Senator HARRIS. I think you have made some very good points in the first part of your statement about the differences in outlook which do not have anything to do with the good intentions of the people

involved, but nevertheless make it difficult for them to see things on a basis which will allow for

Dr. STARR. In answer to your question we are trying on our campus to set up a joint program and joint effort which will give the engineers and the applied scientists this kind of recognition in the medical school itself.

Senator HARRIS. How did you come personally to make such an inventory of needs in biomedical engineering? How did you come to be interested in such a study?

Dr. STARR. We had started this study before your committee request came to me. I had felt that this was important in the discussions that I have been privy to in the National Academy of Engineering.

This area has been brought up by many thoughtful people as an area where an engineer should play a national role. So when your committee request came in, it gave me an opportunity to focus the information I had. In that sense, it was very helpful and very constructive to me.

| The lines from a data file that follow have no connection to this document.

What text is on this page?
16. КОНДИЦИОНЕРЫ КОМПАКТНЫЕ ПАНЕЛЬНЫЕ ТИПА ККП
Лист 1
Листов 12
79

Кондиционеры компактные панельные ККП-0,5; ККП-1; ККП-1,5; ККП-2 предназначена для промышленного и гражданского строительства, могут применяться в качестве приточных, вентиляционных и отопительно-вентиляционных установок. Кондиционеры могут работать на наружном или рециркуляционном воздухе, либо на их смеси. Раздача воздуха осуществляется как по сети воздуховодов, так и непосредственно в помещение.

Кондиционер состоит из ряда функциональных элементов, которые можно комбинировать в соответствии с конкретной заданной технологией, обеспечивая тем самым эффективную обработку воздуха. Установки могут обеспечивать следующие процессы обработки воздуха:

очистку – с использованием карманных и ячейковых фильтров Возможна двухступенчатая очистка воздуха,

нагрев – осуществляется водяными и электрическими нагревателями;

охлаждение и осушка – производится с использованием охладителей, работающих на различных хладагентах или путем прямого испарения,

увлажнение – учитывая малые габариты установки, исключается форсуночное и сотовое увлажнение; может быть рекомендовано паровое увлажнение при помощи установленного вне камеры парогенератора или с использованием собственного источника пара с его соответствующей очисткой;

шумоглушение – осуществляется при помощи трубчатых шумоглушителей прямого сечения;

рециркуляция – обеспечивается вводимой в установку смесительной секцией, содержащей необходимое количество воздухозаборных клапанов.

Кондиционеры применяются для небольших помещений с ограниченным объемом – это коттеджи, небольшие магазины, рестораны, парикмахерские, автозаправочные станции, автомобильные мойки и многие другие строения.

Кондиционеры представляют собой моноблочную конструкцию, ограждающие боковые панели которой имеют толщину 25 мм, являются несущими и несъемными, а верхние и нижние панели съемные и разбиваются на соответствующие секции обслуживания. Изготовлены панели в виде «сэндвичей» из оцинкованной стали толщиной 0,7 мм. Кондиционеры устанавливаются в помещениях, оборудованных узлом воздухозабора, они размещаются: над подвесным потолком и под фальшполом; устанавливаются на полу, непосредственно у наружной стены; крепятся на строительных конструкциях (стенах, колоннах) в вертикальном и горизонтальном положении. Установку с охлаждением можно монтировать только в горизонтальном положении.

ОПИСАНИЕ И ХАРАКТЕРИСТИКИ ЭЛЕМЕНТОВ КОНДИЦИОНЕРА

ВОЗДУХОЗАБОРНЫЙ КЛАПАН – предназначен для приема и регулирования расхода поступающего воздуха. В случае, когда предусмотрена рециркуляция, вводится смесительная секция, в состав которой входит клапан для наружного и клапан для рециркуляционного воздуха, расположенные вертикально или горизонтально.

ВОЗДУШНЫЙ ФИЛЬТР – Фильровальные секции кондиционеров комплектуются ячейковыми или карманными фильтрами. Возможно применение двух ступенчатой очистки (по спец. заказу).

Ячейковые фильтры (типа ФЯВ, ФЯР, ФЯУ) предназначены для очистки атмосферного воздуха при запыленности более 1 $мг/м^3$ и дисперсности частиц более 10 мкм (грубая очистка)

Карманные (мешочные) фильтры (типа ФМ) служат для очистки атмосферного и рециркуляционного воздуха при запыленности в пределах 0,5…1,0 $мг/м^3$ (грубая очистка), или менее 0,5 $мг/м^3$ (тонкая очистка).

Senator HARRIS. We, of course, had known of your general background and interest, and that is why we wanted to hear what you had to say. I can say that it is very helpful to us to have such concrete recommendations upon which to base our work in this subcommittee.

Dr. STARR. Thank you.
Senator HARRIS. Thank you very much.
The subcommittee will stand in recess until 10 a.m. tomorrow.

(Whereupon, at 4:35 p.m., the subcommittee recessed to reconvene at 10 a.m., Friday, March 2, 1967.)